Epsilon Theory, Second Foundation’s principal publishing brand, is a newsletter and website that examines markets through the lenses of game theory and history. Over 100,000 professional investors and allocators across 180 countries read Epsilon Theory for its fresh perspective and novel insights into market dynamics. As Chief Investment Officer, Ben bears primary responsibility for determining the Company’s investment views and positioning of model portfolios. He is also the primary author of materials distributed through Epsilon Theory.
Ben taught political science for 10 years: at New York University from 1991 until 1997 and (with tenure) at Southern Methodist University from 1997 until 2000. He also wrote two academic books: Getting to War (Univ. of Michigan Press, 1997) and Policy and Party Competition (Routledge, 1992), which he co-authored with Michael Laver. Ben is the founder of two technology companies and the co-founder of SmartEquip, Inc., a software company for the construction equipment industry that provides intelligent schematics and parts diagrams to facilitate e-commerce in spare parts.
He began his investment career in 2003, first in venture capital and subsequently on two long/short equity hedge funds. He worked at Iridian Asset Management from 2006 until 2011 and TIG Advisors from 2012 until 2013. He joined Rusty at Salient in 2013, where he combined his background as a portfolio manager, risk manager, and entrepreneur with academic experience in game theory and econometrics to work with Salient’s own portfolio managers and its financial advisor clients to improve client outcomes.
Ben is a graduate of Vanderbilt University (1986) and earned his Ph.D. in Government from Harvard University in 1991. He lives in the wilds of Redding, CT on Little River Farm, where he personifies the dilettante farmer that has been a stock comedic character since Cicero's day. Luckily his wife, Jennifer, and four daughters, Harper, Hannah, Haven and Halle, are always there to save the day. Ben's hobbies include comic books, Alabama football, beekeeping, and humoring Rusty in trivia "competitions".
Articles by Ben:
Three blow-ups in three months: Archegos, Greensill, and Melvin Capital.
What do they have in common? Insane leverage employed to maximize private gain while socializing potential losses.
What do you get when you give a Raccoon billions of dollars AND invisibility from regulators? Collusion and insider trading.
There is a tide that is flowing out today, and it’s revealing Lex Greensill and Bill Hwang just as surely as it revealed Jeff Skilling in 2001 and Bernie Madoff in 2008. The big trade around Skilling and Madoff wasn’t directly on their specific scams and frauds, but on what their specific scams and frauds showed us about systemic rot in the financial system.
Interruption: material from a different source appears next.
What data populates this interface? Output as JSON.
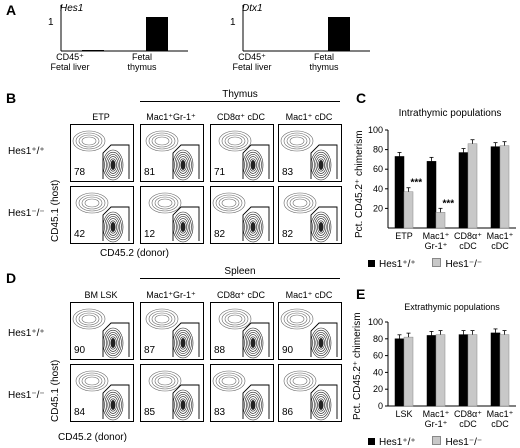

I think Jay Powell and the Fed have locked themselves into a two to three year commitment to treating inflationary pressures as “transitory”, just like an NFL GM and organization lock themselves into supporting a “franchise” quarterback they draft in the first round.
And that’s pretty exciting for a discretionary alpha-oriented investor like me.
I think we are hitting an inflection point in a thirty-year globalization trade and a forty-year deflation trade at the same time that the Lex Greensills and Masayoshi Sons of the world have had 13 years to build their scams to the breaking point.
The game is afoot!
We’re going to Pack-source a slate of investment strategies for an inflationary world. Here are five tentpoles to organize and support that effort.
I think that the collapse of Greensill Capital has a lot of systemic risk embedded within it, particularly as the fraudulent deals between Greensill and its major sponsors – Softbank and Credit Suisse – come to light.
This is the first Big Fraud I’ve seen in 13 years with the sheer heft and star power to ripple through markets in a systemic way. Not since Madoff.
Is the collapse of Greensill Capital a Madoff Moment for the unicorn market? Honestly, if you had asked me a few weeks ago, I would have told you that a Madoff Moment was impossible in our Narrative-consumed, speak-no-evil market world of 2021. Now I’m not sure.
Increasingly, the Common Knowledge of our investment world – what everyone knows that everyone knows – is that inflation is a problem and you should be focused on it.
In 2008, the US housing market – together with a Fed that thought the subprime crisis was “contained” – delivered the mother of all deflationary shocks to the global economy.
In 2021, the US housing market – together with a Fed that thinks inflationary pressures are “transitory” – risks delivering the mother of all inflationary shocks.
The ET Pack is going to figure this out … together.